“巴莫阿公,”阿雅恭敬行礼,“我们回来了。石蛮的蛊毒,已经解了。”
巴莫巫医手中的药杵顿了顿:“哦?怎么解的?”
阿雅将前往三个古老寨子求医的经过详细道来:百灵试蛊的反噬、赤链蛇蛊的凶险、安魂曲的失效,以及最终在后山找到麻嘎,和他以命换命的传承。
当听到麻嘎用“星陨护心蛊”吞噬了“附髓蚀心蛊”,并以自身性命完成传承时,巴莫巫医终于放下了药杵,久久沉默。
“他到底还是走出了那一步......” 巴莫巫医的声音有些沙哑,仿佛瞬间苍老了许多。
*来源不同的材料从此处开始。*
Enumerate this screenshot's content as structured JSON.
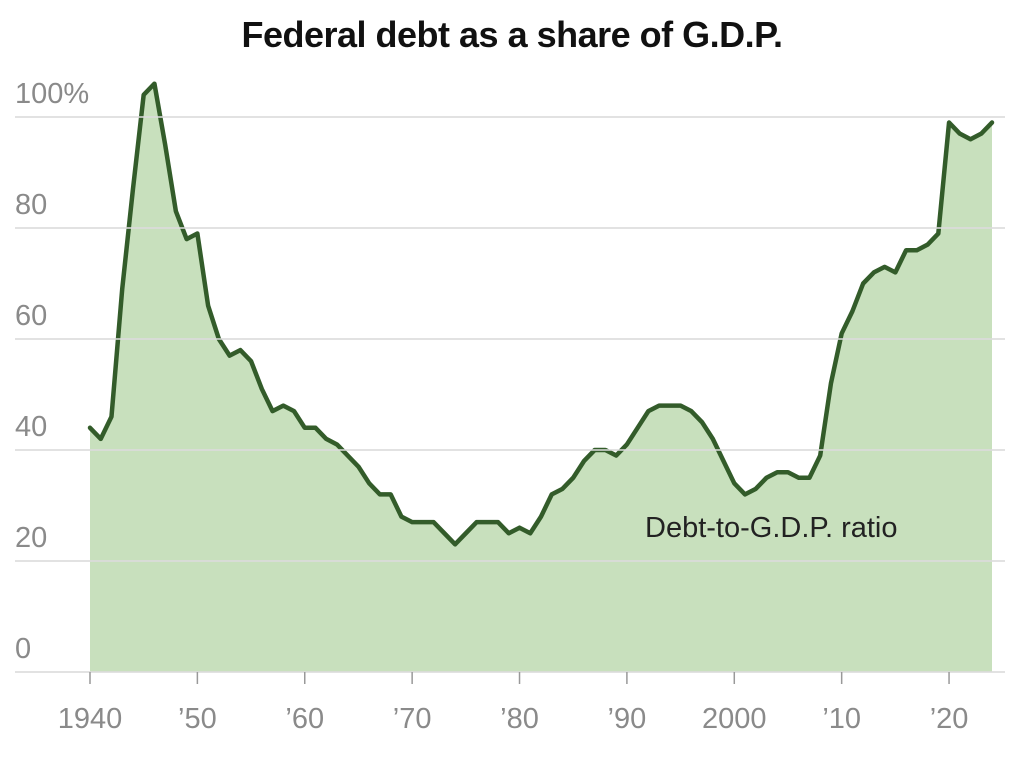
{
  "chart_data": {
    "type": "area",
    "title": "Federal debt as a share of G.D.P.",
    "annotation": "Debt-to-G.D.P. ratio",
    "ylim": [
      0,
      100
    ],
    "xlim": [
      1940,
      2024
    ],
    "y_ticks": [
      {
        "value": 100,
        "label": "100%"
      },
      {
        "value": 80,
        "label": "80"
      },
      {
        "value": 60,
        "label": "60"
      },
      {
        "value": 40,
        "label": "40"
      },
      {
        "value": 20,
        "label": "20"
      },
      {
        "value": 0,
        "label": "0"
      }
    ],
    "x_ticks": [
      {
        "value": 1940,
        "label": "1940"
      },
      {
        "value": 1950,
        "label": "’50"
      },
      {
        "value": 1960,
        "label": "’60"
      },
      {
        "value": 1970,
        "label": "’70"
      },
      {
        "value": 1980,
        "label": "’80"
      },
      {
        "value": 1990,
        "label": "’90"
      },
      {
        "value": 2000,
        "label": "2000"
      },
      {
        "value": 2010,
        "label": "’10"
      },
      {
        "value": 2020,
        "label": "’20"
      }
    ],
    "colors": {
      "line": "#335c2a",
      "fill": "#c8e0bd"
    },
    "series": [
      {
        "x": [
          1940,
          1941,
          1942,
          1943,
          1944,
          1945,
          1946,
          1947,
          1948,
          1949,
          1950,
          1951,
          1952,
          1953,
          1954,
          1955,
          1956,
          1957,
          1958,
          1959,
          1960,
          1961,
          1962,
          1963,
          1964,
          1965,
          1966,
          1967,
          1968,
          1969,
          1970,
          1971,
          1972,
          1973,
          1974,
          1975,
          1976,
          1977,
          1978,
          1979,
          1980,
          1981,
          1982,
          1983,
          1984,
          1985,
          1986,
          1987,
          1988,
          1989,
          1990,
          1991,
          1992,
          1993,
          1994,
          1995,
          1996,
          1997,
          1998,
          1999,
          2000,
          2001,
          2002,
          2003,
          2004,
          2005,
          2006,
          2007,
          2008,
          2009,
          2010,
          2011,
          2012,
          2013,
          2014,
          2015,
          2016,
          2017,
          2018,
          2019,
          2020,
          2021,
          2022,
          2023,
          2024
        ],
        "values": [
          44,
          42,
          46,
          69,
          87,
          104,
          106,
          95,
          83,
          78,
          79,
          66,
          60,
          57,
          58,
          56,
          51,
          47,
          48,
          47,
          44,
          44,
          42,
          41,
          39,
          37,
          34,
          32,
          32,
          28,
          27,
          27,
          27,
          25,
          23,
          25,
          27,
          27,
          27,
          25,
          26,
          25,
          28,
          32,
          33,
          35,
          38,
          40,
          40,
          39,
          41,
          44,
          47,
          48,
          48,
          48,
          47,
          45,
          42,
          38,
          34,
          32,
          33,
          35,
          36,
          36,
          35,
          35,
          39,
          52,
          61,
          65,
          70,
          72,
          73,
          72,
          76,
          76,
          77,
          79,
          99,
          97,
          96,
          97,
          99
        ]
      }
    ]
  }
}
他缓缓放下药杵,目光望向窗外。“他……还活着?这些年,他就一直躲在雷公山深处?”
阿雅轻轻点头:“是的,阿公。在后山的一个山洞里,你知道他?”
巴莫巫医沉默了很长时间,最终化作一声叹息:“那个倔老头……当年他师父遇害后,他就彻底消失了。我们都以为他早已不在人世……没想到,他竟然以这样的方式,在阴影里活了二十多年。”
他的目光重新聚焦在阿雅身上,带着几分难以置信:“他把‘星陨护心蛊’……传给了你?”
阿雅郑重地点头,手不自觉地按在心口,感受着那里新生的温暖。
“好……好……”巴莫巫医连说两个“好”字。“麻嘎一辈子都活在那场背叛的阴影里,我们都以为他会被仇恨吞噬。没想到,在最后时刻,他选择了传承,选择了希望。”
他深深地看了阿雅一眼,目光中既有欣慰,也有沉重:“‘星陨护心蛊’是他毕生心血的结晶,源于‘月影’,却反其道而行之。你能得到它,是机缘,更是责任。好好用它,别辜负了他的选择。”
他走到药柜前,取出几个小瓶递给阿雅:“这是我根据古方调配的‘养心露’,每日一滴,温养心脉,对你驾驭新得的本命蛊有好处。”
接着,他神色转为严肃:“朗图得了‘月影噬魂蛊’,又拿到了骨玉邪符,如今必然急于获取蛊源,完成最终仪式。你们时间不多了。”
辞别巴莫巫医,阿雅带着林远径直走向自己位于寨子深处的吊脚楼。
那是一座依山而建颇有年头的传统吊脚楼,底层由粗壮的杉木柱架空,用来堆放柴火和农具。沿着打磨光滑的木楼梯走上二楼,推开一扇雕刻苗族传统图案的木门,便是阿雅的书房兼日常起居之所。